RÉPUBLIQUE FRANÇAISE
AU NOM DU PEUPLE FRANÇAIS
ARRÊT N°
N° RG 21/04557 -
N° Portalis DBVH-V-B7F-IJG3
MPF - NR
TJ HORS JAF, JEX, JLD, J. EXPRO, JCP DE NIMES
06 décembre 2021
RG:19/00169
S.A.S. MONTPELLIER PROPERTIES
C/
[I]
[P]
Grosse délivrée
le 12/01/2023
à Me Brigitte MAURIN
à Me Pascale COMTE
à Me Jean-michel DIVISIA
COUR D'APPEL DE NÎMES
CHAMBRE CIVILE
1ère chambre
ARRÊT DU 12 JANVIER 2023
Décision déférée à la Cour : Jugement du TJ hors JAF, JEX, JLD, J. EXPRO, JCP de NIMES en date du 06 Décembre 2021, N°19/00169
COMPOSITION DE LA COUR LORS DES DÉBATS ET DU DÉLIBÉRÉ :
Mme Marie-Pierre FOURNIER, Présidente de chambre,
Mme Elisabeth TOULOUSE, Conseillère,
Mme Séverine LEGER, Conseillère,
GREFFIER :
Mme Nadège RODRIGUES, Greffière, lors des débats et du prononcé de la décision
DÉBATS :
A l'audience publique du 15 Novembre 2022, où l'affaire a été mise en délibéré au 12 Janvier 2023.
Les parties ont été avisées que l'arrêt sera prononcé par sa mise à disposition au greffe de la cour d'appel.
APPELANTE :
S.A.S. MONTPELLIER PROPERTIES
La SAS MONTPELLIER PROPERTIES
exerce sous l'enseigne SOTHEBY'S INTERNATIONAL REALTY est prise en son établissement sis [Adresse 1].
[Adresse 2]
[Localité 6]
Représentée par Me Brigitte MAURIN, Postulant, avocat au barreau de NIMES
Représentée par Me Erik ROUXEL, Plaidant, avocat au barreau de MONTPELLIER
INTIMÉS :
Monsieur [M] [N] [I]
né le [Date naissance 3] 1952 à [Localité 11] (Norvège)
[Adresse 10]
[Localité 4] NORVÈGE
Représenté par Me Pascale COMTE de la SCP AKCIO BDCC AVOCATS, Plaidant/Postulant, avocat au barreau de NIMES
Madame [V] [P]
[Adresse 8]
[Localité 5]
Représentée par Me Jean-michel DIVISIA de la SCP COULOMB DIVISIA CHIARINI, Plaidant/Postulant, avocat au barreau de NIMES
ARRÊT :
Arrêt contradictoire, prononcé publiquement et signé par Mme Marie-Pierre FOURNIER, Présidente de chambre, le 12 Janvier 2023, par mise à disposition au greffe de la Cour
EXPOSE DES FAITS ET DE LA PROCÉDURE
Le 25 février 2017, [M] [N] [I] a donné mandat à l'agence immobilière SAS Montpellier Properties exerçant sous l'enseigne [Localité 12] Sotheby's International Reality de vendre un château situé à [Localité 9] (30). Aux termes de ce mandat de vente non exclusif, la rémunération du mandataire a été fixée à 300 000 euros, somme exigible le jour de réalisation de la vente, constatée dans un acte écrit, signé des deux parties, et comprise dans le prix de vente, fixé lui, à 5 500 000 euros.

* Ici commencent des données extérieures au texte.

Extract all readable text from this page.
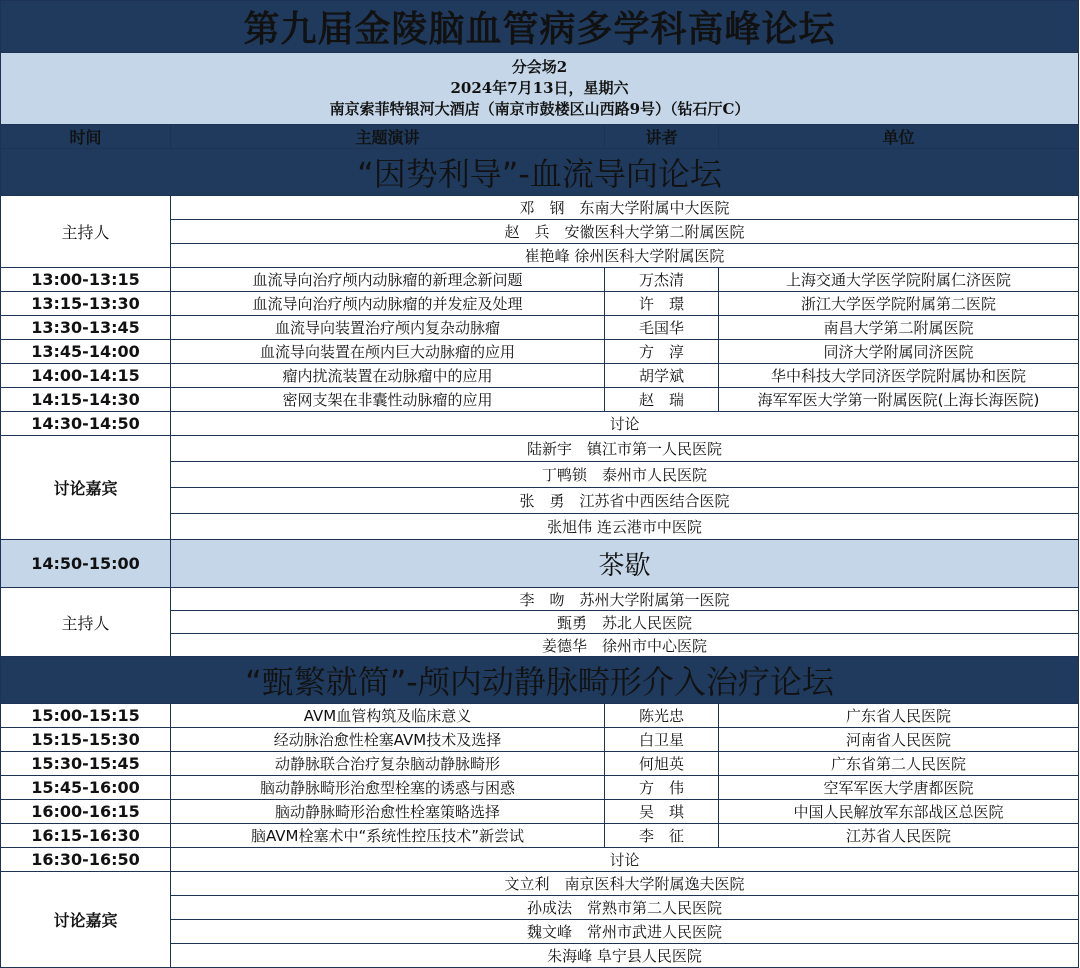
第九届金陵脑血管病多学科高峰论坛			

分会场2
2024年7月13日，星期六
南京索菲特银河大酒店（南京市鼓楼区山西路9号）（钻石厅C）			

时间	主题演讲	讲者	单位
“因势利导”-血流导向论坛			
主持人	邓　钢　东南大学附属中大医院		
	赵　兵　安徽医科大学第二附属医院		
	崔艳峰 徐州医科大学附属医院		
13:00-13:15	血流导向治疗颅内动脉瘤的新理念新问题	万杰清	上海交通大学医学院附属仁济医院
13:15-13:30	血流导向治疗颅内动脉瘤的并发症及处理	许　璟	浙江大学医学院附属第二医院
13:30-13:45	血流导向装置治疗颅内复杂动脉瘤	毛国华	南昌大学第二附属医院
13:45-14:00	血流导向装置在颅内巨大动脉瘤的应用	方　淳	同济大学附属同济医院
14:00-14:15	瘤内扰流装置在动脉瘤中的应用	胡学斌	华中科技大学同济医学院附属协和医院
14:15-14:30	密网支架在非囊性动脉瘤的应用	赵　瑞	海军军医大学第一附属医院(上海长海医院)
14:30-14:50	讨论		
讨论嘉宾	陆新宇　镇江市第一人民医院		
	丁鸭锁　泰州市人民医院		
	张　勇　江苏省中西医结合医院		
	张旭伟 连云港市中医院		
14:50-15:00	茶歇		
主持人	李　吻　苏州大学附属第一医院		
	甄勇　苏北人民医院		
	姜德华　徐州市中心医院		
“甄繁就简”-颅内动静脉畸形介入治疗论坛			
15:00-15:15	AVM血管构筑及临床意义	陈光忠	广东省人民医院
15:15-15:30	经动脉治愈性栓塞AVM技术及选择	白卫星	河南省人民医院
15:30-15:45	动静脉联合治疗复杂脑动静脉畸形	何旭英	广东省第二人民医院
15:45-16:00	脑动静脉畸形治愈型栓塞的诱惑与困惑	方　伟	空军军医大学唐都医院
16:00-16:15	脑动静脉畸形治愈性栓塞策略选择	吴　琪	中国人民解放军东部战区总医院
16:15-16:30	脑AVM栓塞术中“系统性控压技术”新尝试	李　征	江苏省人民医院
16:30-16:50	讨论		
讨论嘉宾	文立利　南京医科大学附属逸夫医院		
	孙成法　常熟市第二人民医院		
	魏文峰　常州市武进人民医院		
	朱海峰 阜宁县人民医院		
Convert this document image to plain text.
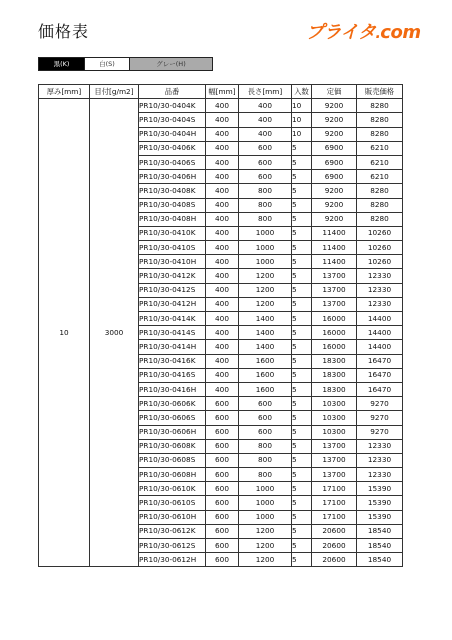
価格表	プライタ.com
黒(K)	白(S)	グレー(H)
厚み[mm]	目付[g/m2]	品番	幅[mm]	長さ[mm]	入数	定価	販売価格
10	3000	PR10/30-0404K	400	400	10	9200	8280
		PR10/30-0404S	400	400	10	9200	8280
		PR10/30-0404H	400	400	10	9200	8280
		PR10/30-0406K	400	600	5	6900	6210
		PR10/30-0406S	400	600	5	6900	6210
		PR10/30-0406H	400	600	5	6900	6210
		PR10/30-0408K	400	800	5	9200	8280
		PR10/30-0408S	400	800	5	9200	8280
		PR10/30-0408H	400	800	5	9200	8280
		PR10/30-0410K	400	1000	5	11400	10260
		PR10/30-0410S	400	1000	5	11400	10260
		PR10/30-0410H	400	1000	5	11400	10260
		PR10/30-0412K	400	1200	5	13700	12330
		PR10/30-0412S	400	1200	5	13700	12330
		PR10/30-0412H	400	1200	5	13700	12330
		PR10/30-0414K	400	1400	5	16000	14400
		PR10/30-0414S	400	1400	5	16000	14400
		PR10/30-0414H	400	1400	5	16000	14400
		PR10/30-0416K	400	1600	5	18300	16470
		PR10/30-0416S	400	1600	5	18300	16470
		PR10/30-0416H	400	1600	5	18300	16470
		PR10/30-0606K	600	600	5	10300	9270
		PR10/30-0606S	600	600	5	10300	9270
		PR10/30-0606H	600	600	5	10300	9270
		PR10/30-0608K	600	800	5	13700	12330
		PR10/30-0608S	600	800	5	13700	12330
		PR10/30-0608H	600	800	5	13700	12330
		PR10/30-0610K	600	1000	5	17100	15390
		PR10/30-0610S	600	1000	5	17100	15390
		PR10/30-0610H	600	1000	5	17100	15390
		PR10/30-0612K	600	1200	5	20600	18540
		PR10/30-0612S	600	1200	5	20600	18540
		PR10/30-0612H	600	1200	5	20600	18540
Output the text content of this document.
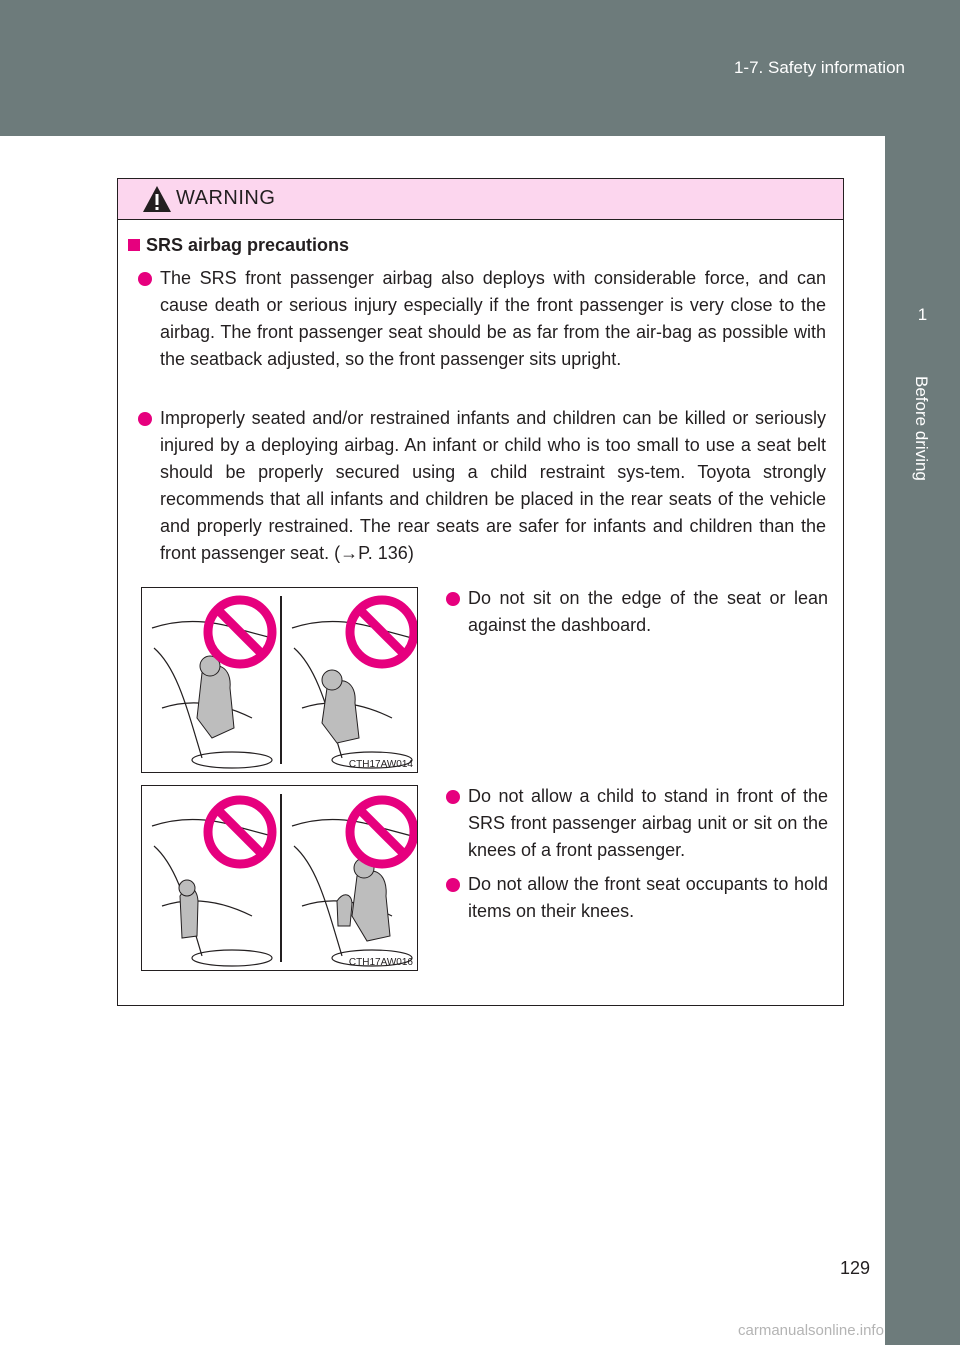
1-7. Safety information
1
Before driving
WARNING
SRS airbag precautions
The SRS front passenger airbag also deploys with considerable force, and can cause death or serious injury especially if the front passenger is very close to the airbag. The front passenger seat should be as far from the air-bag as possible with the seatback adjusted, so the front passenger sits upright.
Improperly seated and/or restrained infants and children can be killed or seriously injured by a deploying airbag. An infant or child who is too small to use a seat belt should be properly secured using a child restraint sys-tem. Toyota strongly recommends that all infants and children be placed in the rear seats of the vehicle and properly restrained. The rear seats are safer for infants and children than the front passenger seat. (→P. 136)
CTH17AW014
Do not sit on the edge of the seat or lean against the dashboard.
CTH17AW016
Do not allow a child to stand in front of the SRS front passenger airbag unit or sit on the knees of a front passenger.
Do not allow the front seat occupants to hold items on their knees.
129
carmanualsonline.info
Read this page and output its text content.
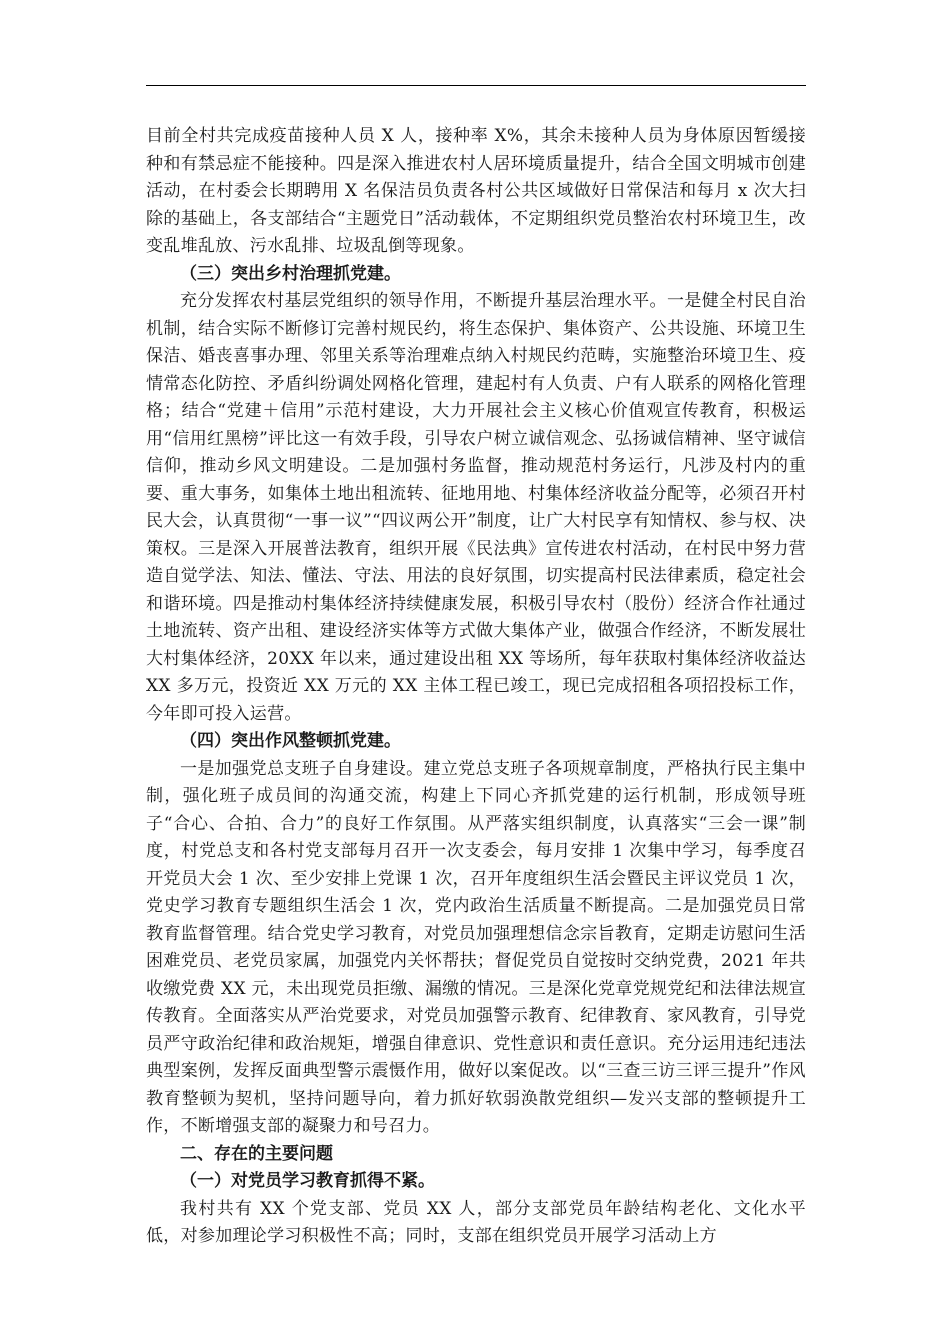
目前全村共完成疫苗接种人员 X 人，接种率 X%，其余未接种人员为身体原因暂缓接种和有禁忌症不能接种。四是深入推进农村人居环境质量提升，结合全国文明城市创建活动，在村委会长期聘用 X 名保洁员负责各村公共区域做好日常保洁和每月 x 次大扫除的基础上，各支部结合“主题党日”活动载体，不定期组织党员整治农村环境卫生，改变乱堆乱放、污水乱排、垃圾乱倒等现象。

（三）突出乡村治理抓党建。

充分发挥农村基层党组织的领导作用，不断提升基层治理水平。一是健全村民自治机制，结合实际不断修订完善村规民约，将生态保护、集体资产、公共设施、环境卫生保洁、婚丧喜事办理、邻里关系等治理难点纳入村规民约范畴，实施整治环境卫生、疫情常态化防控、矛盾纠纷调处网格化管理，建起村有人负责、户有人联系的网格化管理格；结合“党建＋信用”示范村建设，大力开展社会主义核心价值观宣传教育，积极运用“信用红黑榜”评比这一有效手段，引导农户树立诚信观念、弘扬诚信精神、坚守诚信信仰，推动乡风文明建设。二是加强村务监督，推动规范村务运行，凡涉及村内的重要、重大事务，如集体土地出租流转、征地用地、村集体经济收益分配等，必须召开村民大会，认真贯彻“一事一议”“四议两公开”制度，让广大村民享有知情权、参与权、决策权。三是深入开展普法教育，组织开展《民法典》宣传进农村活动，在村民中努力营造自觉学法、知法、懂法、守法、用法的良好氛围，切实提高村民法律素质，稳定社会和谐环境。四是推动村集体经济持续健康发展，积极引导农村（股份）经济合作社通过土地流转、资产出租、建设经济实体等方式做大集体产业，做强合作经济，不断发展壮大村集体经济，20XX 年以来，通过建设出租 XX 等场所，每年获取村集体经济收益达 XX 多万元，投资近 XX 万元的 XX 主体工程已竣工，现已完成招租各项招投标工作，今年即可投入运营。

（四）突出作风整顿抓党建。

一是加强党总支班子自身建设。建立党总支班子各项规章制度，严格执行民主集中制，强化班子成员间的沟通交流，构建上下同心齐抓党建的运行机制，形成领导班子“合心、合拍、合力”的良好工作氛围。从严落实组织制度，认真落实“三会一课”制度，村党总支和各村党支部每月召开一次支委会，每月安排 1 次集中学习，每季度召开党员大会 1 次、至少安排上党课 1 次，召开年度组织生活会暨民主评议党员 1 次，党史学习教育专题组织生活会 1 次，党内政治生活质量不断提高。二是加强党员日常教育监督管理。结合党史学习教育，对党员加强理想信念宗旨教育，定期走访慰问生活困难党员、老党员家属，加强党内关怀帮扶；督促党员自觉按时交纳党费，2021 年共收缴党费 XX 元，未出现党员拒缴、漏缴的情况。三是深化党章党规党纪和法律法规宣传教育。全面落实从严治党要求，对党员加强警示教育、纪律教育、家风教育，引导党员严守政治纪律和政治规矩，增强自律意识、党性意识和责任意识。充分运用违纪违法典型案例，发挥反面典型警示震慑作用，做好以案促改。以“三查三访三评三提升”作风教育整顿为契机，坚持问题导向，着力抓好软弱涣散党组织—发兴支部的整顿提升工作，不断增强支部的凝聚力和号召力。

二、存在的主要问题

（一）对党员学习教育抓得不紧。

我村共有 XX 个党支部、党员 XX 人，部分支部党员年龄结构老化、文化水平低，对参加理论学习积极性不高；同时，支部在组织党员开展学习活动上方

Un an plus tard, le mandataire a présenté au mandant un acquéreur potentiel, la société de droit américain Evergreen Investistment Trust Holdings Llc, laquelle a signé le 1er février 2018 une offre d'achat du bien immobilier, offre contresignée par le vendeur le 6 février 2018 et expirant le 28 février 2018. La vente, confiée par le vendeur à Maître [V] [P], notaire, n'a finalement pas été conclue.
Par courrier du 23 avril 2018, M. [I] a dénoncé le mandat confié à la SAS Montpellier Properties et indiqué être en contact avec un autre acquéreur en la personne de M. [Y] [U] par l'intermédiaire de l'agence Emile Garcin à [Localité 12] (30).
Par acte du 27 décembre 2018, la SAS Montpellier Properties a assigné M. [I] et Maître [P] devant le tribunal de grande instance de Nîmes aux fins de voir Maître [P] condamné, sur le fondement de la responsabilité délictuelle, à lui payer la somme de 300 000 euros en réparation du préjudice de perte de chance d'obtenir le paiement d'une commission et de voir condamner M. [I] à lui payer la même somme au titre de la responsabilité contractuelle, outre la condamnation solidaire des défendeurs à lui payer la somme de 10 000 euros sur le fondement de l'article 700 du code de procédure civile.
Par jugement contradictoire du 6 décembre 2021, le tribunal judiciaire de Nîmes a :
- débouté la SAS Montpellier Properties de ses demandes à l'encontre de Maître [V] [P] et de M. [M] [N] [I] ;
- débouté [M] [N] [I] de sa demande reconventionnelle,
- condamné la SAS Montpellier Properties à payer à Maître [V] [P] une indemnité de 1 000 euros et à [M] [N] [I] une indemnité de 1 000 euros en application de l'article 700 du code de procédure civile ;
- condamné la SAS Montpellier Properties aux entiers dépens ;
- ordonné l'exécution provisoire.
Le tribunal a estimé que l'absence de signature du compromis de vente résultait de la seule inertie de la société acquéreuse qui n'avait pas fourni les documents nécessaires pour établir l'acte et ne pouvait être imputée aux défendeurs.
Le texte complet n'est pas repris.